In standard metric units (mks - metres/kilograms/seconds) there should be 2/1.2 in stead of "6" and 1/9.8 instead of "(28.2.../(1000...".
So, re-written:
cDa=((2*m)*(a1-a2))/((1.2)*(v1*v1-v2*v2))
rr=(a2*v1*v1-a1*v2*v2)/(9.8*(v1*v1-v2*v2))
From the (hand-derived) math:
- the "2/1.2" is the reciprocal of the standard 0.5*'rho' ['rho' being the density of air @ 1.2 kg/m^3]
- the 1/9.8 is the reciprocal of acceleration due to gravity [9.8m/s^2]
As you have stated the speed units as km/h, there are factors of 3.6 (1 km/h = 1000 m / 3600 s = 1m/3.6s). So, used appropriately, one will achieve the original equations with the "6" and "28.2".

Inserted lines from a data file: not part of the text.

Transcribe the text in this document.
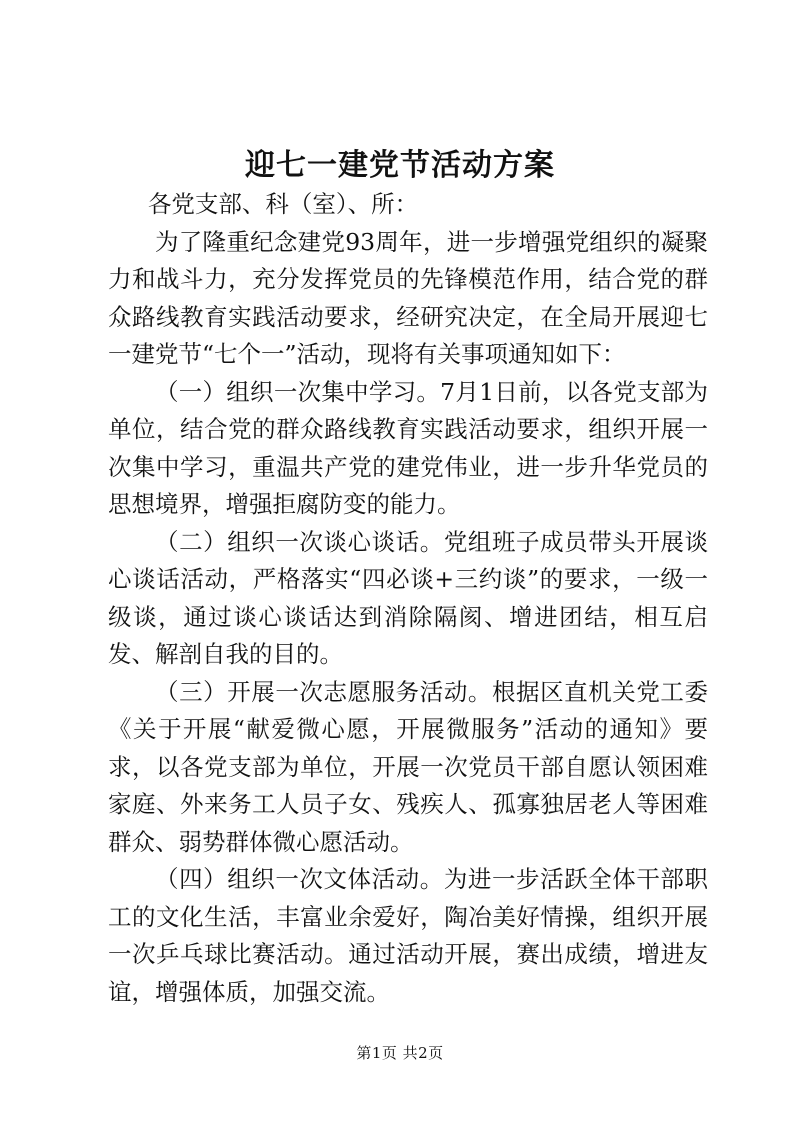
迎七一建党节活动方案

各党支部、科（室）、所：

为了隆重纪念建党93周年，进一步增强党组织的凝聚力和战斗力，充分发挥党员的先锋模范作用，结合党的群众路线教育实践活动要求，经研究决定，在全局开展迎七一建党节“七个一”活动，现将有关事项通知如下：

（一）组织一次集中学习。7月1日前，以各党支部为单位，结合党的群众路线教育实践活动要求，组织开展一次集中学习，重温共产党的建党伟业，进一步升华党员的思想境界，增强拒腐防变的能力。

（二）组织一次谈心谈话。党组班子成员带头开展谈心谈话活动，严格落实“四必谈+三约谈”的要求，一级一级谈，通过谈心谈话达到消除隔阂、增进团结，相互启发、解剖自我的目的。

（三）开展一次志愿服务活动。根据区直机关党工委《关于开展“献爱微心愿，开展微服务”活动的通知》要求，以各党支部为单位，开展一次党员干部自愿认领困难家庭、外来务工人员子女、残疾人、孤寡独居老人等困难群众、弱势群体微心愿活动。

（四）组织一次文体活动。为进一步活跃全体干部职工的文化生活，丰富业余爱好，陶冶美好情操，组织开展一次乒乓球比赛活动。通过活动开展，赛出成绩，增进友谊，增强体质，加强交流。

第1页 共2页
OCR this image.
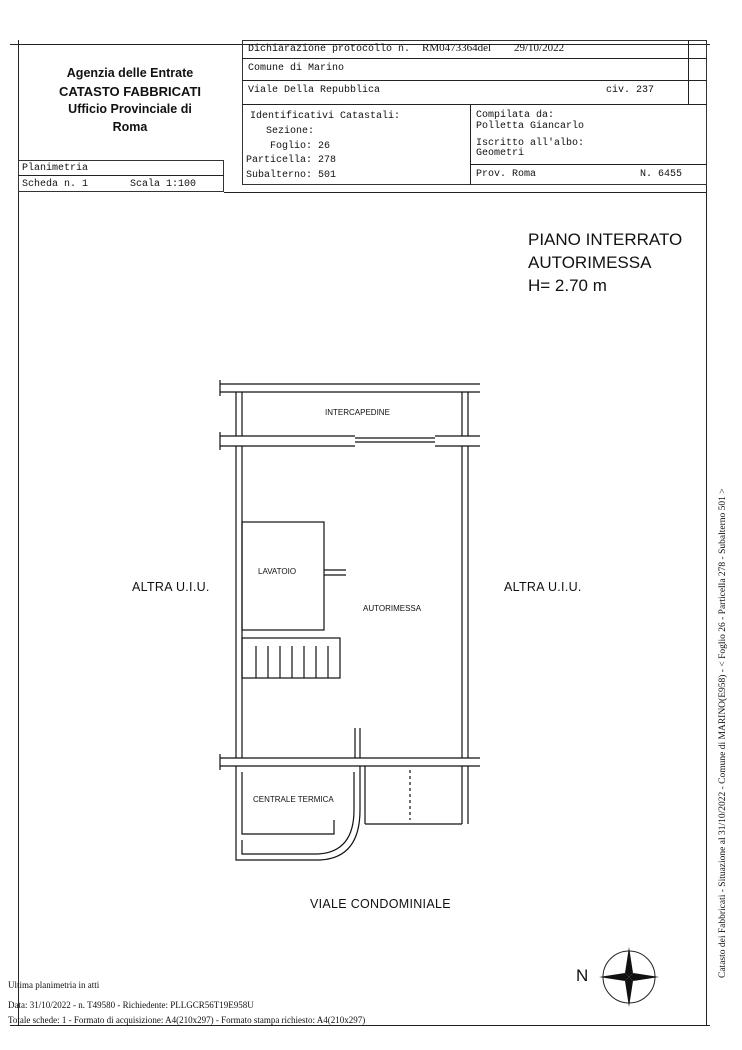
Agenzia delle Entrate
CATASTO FABBRICATI
Ufficio Provinciale di
Roma
Dichiarazione protocollo n. RM0473364del 29/10/2022
Comune di Marino
Viale Della Repubblica	civ. 237
Identificativi Catastali:
Sezione:
Foglio: 26
Particella: 278
Subalterno: 501
Compilata da:
Polletta Giancarlo
Iscritto all'albo:
Geometri
Prov. Roma	N. 6455
Planimetria
Scheda n. 1	Scala 1:100
PIANO INTERRATO
AUTORIMESSA
H= 2.70 m
INTERCAPEDINE
LAVATOIO
AUTORIMESSA
CENTRALE TERMICA
ALTRA U.I.U.	ALTRA U.I.U.
VIALE CONDOMINIALE
N
Ultima planimetria in atti
Data: 31/10/2022 - n. T49580 - Richiedente: PLLGCR56T19E958U
Totale schede: 1 - Formato di acquisizione: A4(210x297) - Formato stampa richiesto: A4(210x297)
Catasto dei Fabbricati - Situazione al 31/10/2022 - Comune di MARINO(E958) - < Foglio 26 - Particella 278 - Subalterno 501 >
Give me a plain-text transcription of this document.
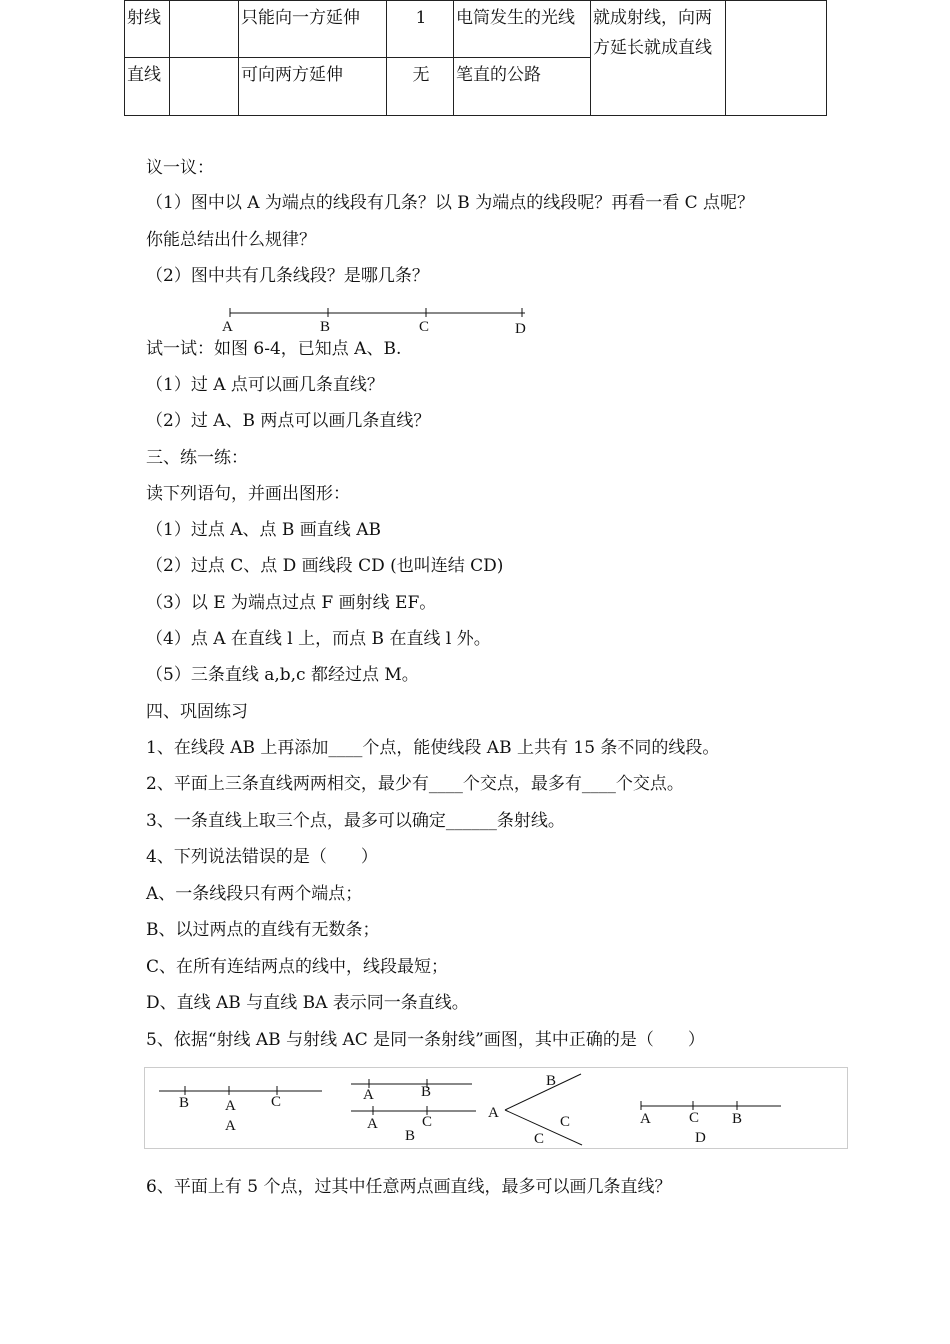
射线		只能向一方延伸	1	电筒发生的光线	就成射线，向两方延长就成直线	
直线		可向两方延伸	无	笔直的公路		
议一议：
（1）图中以 A 为端点的线段有几条？以 B 为端点的线段呢？再看一看 C 点呢？
你能总结出什么规律？
（2）图中共有几条线段？是哪几条？
A	B	C	D
试一试：如图 6-4，已知点 A、B.
（1）过 A 点可以画几条直线？
（2）过 A、B 两点可以画几条直线？
三、练一练：
读下列语句，并画出图形：
（1）过点 A、点 B 画直线 AB
（2）过点 C、点 D 画线段 CD (也叫连结 CD)
（3）以 E 为端点过点 F 画射线 EF。
（4）点 A 在直线 l 上，而点 B 在直线 l 外。
（5）三条直线 a,b,c 都经过点 M。
四、巩固练习
1、在线段 AB 上再添加____个点，能使线段 AB 上共有 15 条不同的线段。
2、平面上三条直线两两相交，最少有____个交点，最多有____个交点。
3、一条直线上取三个点，最多可以确定______条射线。
4、下列说法错误的是（　　）
A、一条线段只有两个端点；
B、以过两点的直线有无数条；
C、在所有连结两点的线中，线段最短；
D、直线 AB 与直线 BA 表示同一条直线。
5、依据“射线 AB 与射线 AC 是同一条射线”画图，其中正确的是（　　）
B A C
A
A	B
A	C
B
B
A
C
C
A	C B
D
6、平面上有 5 个点，过其中任意两点画直线，最多可以画几条直线？
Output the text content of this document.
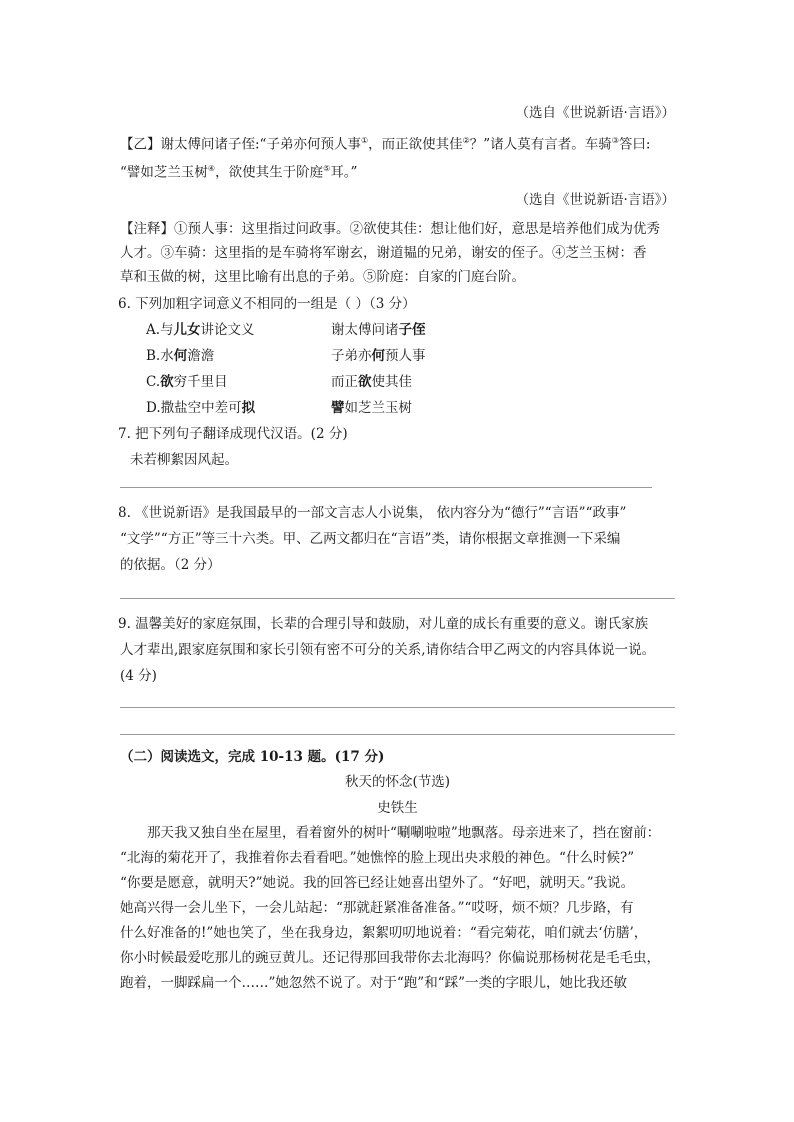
（选自《世说新语·言语》）
【乙】谢太傅问诸子侄:“子弟亦何预人事①，而正欲使其佳②？”诸人莫有言者。车骑③答曰:
“譬如芝兰玉树④，欲使其生于阶庭⑤耳。”
（选自《世说新语·言语》）
【注释】①预人事：这里指过问政事。②欲使其佳：想让他们好，意思是培养他们成为优秀
人才。③车骑：这里指的是车骑将军谢玄，谢道韫的兄弟，谢安的侄子。④芝兰玉树：香
草和玉做的树，这里比喻有出息的子弟。⑤阶庭：自家的门庭台阶。
6. 下列加粗字词意义不相同的一组是（ ）（3 分）
A.与儿女讲论文义	谢太傅问诸子侄
B.水何澹澹	子弟亦何预人事
C.欲穷千里目	而正欲使其佳
D.撒盐空中差可拟	譬如芝兰玉树
7. 把下列句子翻译成现代汉语。(2 分)
未若柳絮因风起。
8. 《世说新语》是我国最早的一部文言志人小说集， 依内容分为“德行”“言语”“政事”
“文学”“方正”等三十六类。甲、乙两文都归在“言语”类，请你根据文章推测一下采编
的依据。（2 分）
9. 温馨美好的家庭氛围，长辈的合理引导和鼓励，对儿童的成长有重要的意义。谢氏家族
人才辈出,跟家庭氛围和家长引领有密不可分的关系,请你结合甲乙两文的内容具体说一说。
(4 分)
（二）阅读选文，完成 10-13 题。(17 分)
秋天的怀念(节选)
史铁生
那天我又独自坐在屋里，看着窗外的树叶“唰唰啦啦”地飘落。母亲进来了，挡在窗前：
“北海的菊花开了，我推着你去看看吧。”她憔悴的脸上现出央求般的神色。“什么时候?”
“你要是愿意，就明天?”她说。我的回答已经让她喜出望外了。“好吧，就明天。”我说。
她高兴得一会儿坐下，一会儿站起：“那就赶紧准备准备。”“哎呀，烦不烦？几步路，有
什么好准备的!”她也笑了，坐在我身边，絮絮叨叨地说着：“看完菊花，咱们就去‘仿膳’，
你小时候最爱吃那儿的豌豆黄儿。还记得那回我带你去北海吗？你偏说那杨树花是毛毛虫，
跑着，一脚踩扁一个……”她忽然不说了。对于“跑”和“踩”一类的字眼儿，她比我还敏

And, as you have already suspected, the results will be an indication of real values but not absolute. I don't feel like doing the calculus to get the exact results - too time consuming and the external influences when taking the readings will not justify its precision!
Also note that there is another component that is often overlooked: a 'viscous' drag - a velocity component in the equation:
F = 'rho'/2*cDA*v^2 + cV*v + m*g*cF
BTW = this is bringing back memories of my master's thesis...